13 civil rights groups just formed a coalition to defend workplaces against the …

13 civil rights groups just formed a coalition to defend workplaces against the …

The “anti-woke” movement in the U.S. has made waves this year, most notably by winning a pair of polarizing Supreme Court cases challenging the legality of affirmative action programs at colleges. That ruling has in turn prompted some Republican lawmakers to call into question diversity, equity, and inclusion (DEI) programs at American companies and inspired legal threats against companies that leverage inclusive policies to drive their corporate strategy.

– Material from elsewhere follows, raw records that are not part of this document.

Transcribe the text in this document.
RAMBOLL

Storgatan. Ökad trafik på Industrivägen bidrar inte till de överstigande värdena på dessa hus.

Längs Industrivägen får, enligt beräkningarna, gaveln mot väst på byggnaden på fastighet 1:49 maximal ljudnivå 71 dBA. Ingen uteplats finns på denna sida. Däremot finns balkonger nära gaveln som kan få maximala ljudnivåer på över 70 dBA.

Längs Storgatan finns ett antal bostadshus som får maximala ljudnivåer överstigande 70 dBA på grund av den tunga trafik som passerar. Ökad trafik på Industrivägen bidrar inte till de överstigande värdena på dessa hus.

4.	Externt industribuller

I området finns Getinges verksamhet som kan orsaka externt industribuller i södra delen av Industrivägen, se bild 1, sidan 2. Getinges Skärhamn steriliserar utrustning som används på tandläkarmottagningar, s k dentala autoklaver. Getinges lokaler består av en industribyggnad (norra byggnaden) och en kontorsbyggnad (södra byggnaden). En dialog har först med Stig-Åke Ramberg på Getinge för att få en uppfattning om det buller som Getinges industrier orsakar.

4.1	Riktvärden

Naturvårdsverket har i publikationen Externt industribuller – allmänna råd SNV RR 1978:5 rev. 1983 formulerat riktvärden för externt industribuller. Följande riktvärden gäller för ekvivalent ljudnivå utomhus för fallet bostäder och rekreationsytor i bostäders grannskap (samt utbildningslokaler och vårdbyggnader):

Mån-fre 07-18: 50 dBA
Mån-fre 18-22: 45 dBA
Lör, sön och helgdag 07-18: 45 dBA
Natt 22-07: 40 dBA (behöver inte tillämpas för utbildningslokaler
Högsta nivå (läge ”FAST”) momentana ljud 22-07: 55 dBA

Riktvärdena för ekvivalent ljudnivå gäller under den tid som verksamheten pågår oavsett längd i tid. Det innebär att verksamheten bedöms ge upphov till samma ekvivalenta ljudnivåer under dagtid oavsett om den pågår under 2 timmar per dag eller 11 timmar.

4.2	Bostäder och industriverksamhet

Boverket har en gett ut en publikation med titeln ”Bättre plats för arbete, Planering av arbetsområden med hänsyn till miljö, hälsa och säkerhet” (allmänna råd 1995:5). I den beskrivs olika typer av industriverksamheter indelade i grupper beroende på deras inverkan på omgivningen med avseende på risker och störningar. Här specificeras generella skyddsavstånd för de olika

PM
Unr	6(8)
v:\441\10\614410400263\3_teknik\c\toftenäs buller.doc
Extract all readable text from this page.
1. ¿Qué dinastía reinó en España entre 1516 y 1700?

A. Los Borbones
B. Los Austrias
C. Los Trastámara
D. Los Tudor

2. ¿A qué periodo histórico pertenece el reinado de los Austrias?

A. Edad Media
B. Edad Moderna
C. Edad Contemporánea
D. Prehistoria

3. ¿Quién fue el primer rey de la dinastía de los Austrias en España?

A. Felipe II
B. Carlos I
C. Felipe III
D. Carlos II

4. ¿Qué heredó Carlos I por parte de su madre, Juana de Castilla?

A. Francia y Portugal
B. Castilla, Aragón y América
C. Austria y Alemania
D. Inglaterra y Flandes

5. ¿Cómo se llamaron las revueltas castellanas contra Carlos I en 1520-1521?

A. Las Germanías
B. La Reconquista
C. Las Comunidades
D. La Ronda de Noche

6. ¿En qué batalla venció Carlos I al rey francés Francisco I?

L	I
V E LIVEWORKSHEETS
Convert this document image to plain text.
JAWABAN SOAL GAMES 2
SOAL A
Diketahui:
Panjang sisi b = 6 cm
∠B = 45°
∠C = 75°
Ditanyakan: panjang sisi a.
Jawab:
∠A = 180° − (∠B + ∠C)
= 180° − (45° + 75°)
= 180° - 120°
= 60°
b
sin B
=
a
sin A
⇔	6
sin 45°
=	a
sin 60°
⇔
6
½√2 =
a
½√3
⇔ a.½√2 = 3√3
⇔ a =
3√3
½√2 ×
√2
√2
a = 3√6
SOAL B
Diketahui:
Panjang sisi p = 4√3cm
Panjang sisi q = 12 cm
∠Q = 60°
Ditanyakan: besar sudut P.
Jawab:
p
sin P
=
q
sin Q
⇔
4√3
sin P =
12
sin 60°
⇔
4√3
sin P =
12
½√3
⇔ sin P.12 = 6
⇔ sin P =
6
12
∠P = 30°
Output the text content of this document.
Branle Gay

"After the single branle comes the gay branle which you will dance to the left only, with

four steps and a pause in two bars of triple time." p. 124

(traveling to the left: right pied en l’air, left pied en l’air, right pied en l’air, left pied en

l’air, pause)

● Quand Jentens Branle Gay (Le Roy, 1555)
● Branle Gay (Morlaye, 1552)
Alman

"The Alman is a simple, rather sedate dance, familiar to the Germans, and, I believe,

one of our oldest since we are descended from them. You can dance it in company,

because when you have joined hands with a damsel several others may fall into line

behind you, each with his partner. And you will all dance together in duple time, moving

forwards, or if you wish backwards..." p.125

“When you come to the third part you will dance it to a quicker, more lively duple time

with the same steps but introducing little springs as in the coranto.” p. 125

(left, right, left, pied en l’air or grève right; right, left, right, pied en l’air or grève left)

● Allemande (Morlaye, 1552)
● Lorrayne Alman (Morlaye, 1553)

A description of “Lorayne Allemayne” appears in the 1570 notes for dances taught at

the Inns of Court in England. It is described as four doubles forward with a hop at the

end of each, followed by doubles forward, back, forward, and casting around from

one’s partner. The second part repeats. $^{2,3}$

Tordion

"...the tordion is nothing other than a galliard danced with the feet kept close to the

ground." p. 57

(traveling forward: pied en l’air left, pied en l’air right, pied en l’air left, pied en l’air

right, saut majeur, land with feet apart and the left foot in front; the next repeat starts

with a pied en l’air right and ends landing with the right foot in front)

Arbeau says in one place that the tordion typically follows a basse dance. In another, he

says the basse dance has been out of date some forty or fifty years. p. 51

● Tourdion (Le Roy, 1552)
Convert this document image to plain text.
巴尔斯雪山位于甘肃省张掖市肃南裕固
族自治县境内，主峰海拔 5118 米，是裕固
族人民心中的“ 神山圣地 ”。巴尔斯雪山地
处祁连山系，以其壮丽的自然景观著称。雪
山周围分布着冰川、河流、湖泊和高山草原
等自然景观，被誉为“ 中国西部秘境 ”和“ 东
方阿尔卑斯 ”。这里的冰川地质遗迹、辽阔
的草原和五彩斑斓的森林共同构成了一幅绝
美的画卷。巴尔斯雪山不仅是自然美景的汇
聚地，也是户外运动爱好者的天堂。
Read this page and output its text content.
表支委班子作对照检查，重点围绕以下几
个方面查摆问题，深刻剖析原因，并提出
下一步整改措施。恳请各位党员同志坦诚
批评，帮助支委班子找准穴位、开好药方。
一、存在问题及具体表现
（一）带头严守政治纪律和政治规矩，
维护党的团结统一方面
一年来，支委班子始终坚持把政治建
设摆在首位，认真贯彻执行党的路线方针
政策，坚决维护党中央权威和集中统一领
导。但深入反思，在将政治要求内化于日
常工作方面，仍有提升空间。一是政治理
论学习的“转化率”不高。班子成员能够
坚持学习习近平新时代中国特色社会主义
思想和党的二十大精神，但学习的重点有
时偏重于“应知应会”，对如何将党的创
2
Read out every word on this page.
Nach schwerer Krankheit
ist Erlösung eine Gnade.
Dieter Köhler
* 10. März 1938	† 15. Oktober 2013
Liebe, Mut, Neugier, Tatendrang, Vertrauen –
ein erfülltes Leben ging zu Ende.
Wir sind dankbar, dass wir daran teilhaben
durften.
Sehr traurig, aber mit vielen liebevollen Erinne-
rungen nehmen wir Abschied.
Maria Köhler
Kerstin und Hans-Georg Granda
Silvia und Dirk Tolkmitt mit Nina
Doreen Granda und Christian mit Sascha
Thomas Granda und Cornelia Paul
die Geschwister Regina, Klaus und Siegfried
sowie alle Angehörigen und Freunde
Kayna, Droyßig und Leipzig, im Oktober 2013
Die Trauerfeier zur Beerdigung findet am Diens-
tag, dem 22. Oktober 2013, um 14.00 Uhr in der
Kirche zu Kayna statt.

Now, a newly formed coalition of 13 civil and human rights groups has come together to combat the conservative movement and its attempts to block companies’ efforts to level the playing field for employees of color. Alphonso David, president and CEO of the Global Black Economic Forum, announced the formation of the Council for Economic Opportunity & Social Justice at Fortune’s Impact Initiative conference in Atlanta today. The goal, he told Fortune, is to “come up with coordinated, strategic approaches to the right-wing attacks that we’re seeing against marginalized communities, and specifically black people all over this country.”

“Many people are aware that we are being attacked,” he said, “but not enough are taking action. We need to make sure that we rise up because the threats to black and brown people in this country are very real.”

The affirmative action decision should have been a wake-up call about what to expect next: lawsuits and legislation focused on employment and contracting, and more, David added. “It’ll be a slippery slope because the goal that [the anti-woke activists] have is that all programs should be racially neutral, and that ignores our history,” he explains.

“We cannot sit back while we see a rollback of our rights and our protections,” he told the audience in Atlanta.

Lawsuits inspire action

Among the members of the new council are the Global Black Economic Forum, which brought the coalition together, the NAACP, the National Action Network, the U.S. Black Chamber of Commerce, the Black Economic Alliance, the Lawyers Committee for Civil Rights under the Law, and the National Council of Negro Women. (See a full list below.)

The collective’s creation was partly inspired by a lawsuit brought against Fearless Fund, a Black women-led VC group in Atlanta, by Edward Blum, the anti-affirmative action conservative who leads the activist group American Alliance For Equal Rights, which also spearheaded the affirmative action cases that landed at the Supreme Court. Through its Fearless Strivers Grant Contest, Fearless Fund offers grants of $20,000 to Black women who own businesses. Its goal is to counter the biases against Black female entrepreneurs within the VC industry. In its lawsuit, Blum’s group claimed that the Fearless Fund violates laws prohibiting racial discrimination in contracts.

David has offered his attorney services pro bono to defend Fearless Fund, which is an example of the kind of support that the Council for Economic Opportunity & Social Justice will offer to companies under attack by anti-woke activists. It will also respond to anti-DEI legislative efforts and run programs to boost civic participation ahead of the 2024 elections. “We want to make sure that people are aware that their rights are on the line,” David said.

That 13 civil groups have linked arms for this new body is not a coincidence; rather it is symbolic. The 13th Amendment abolished slavery, David explained. “We know that we’re still living with the vestiges of slavery, we still know that the wage gap is significant,” he added. The wage gap between Black and white workers in the U.S. was eight to one when Martin Luther King gave his March on Washington for Jobs and Freedom speech in 1963, David noted, and today, the wage gap is 12 to one.”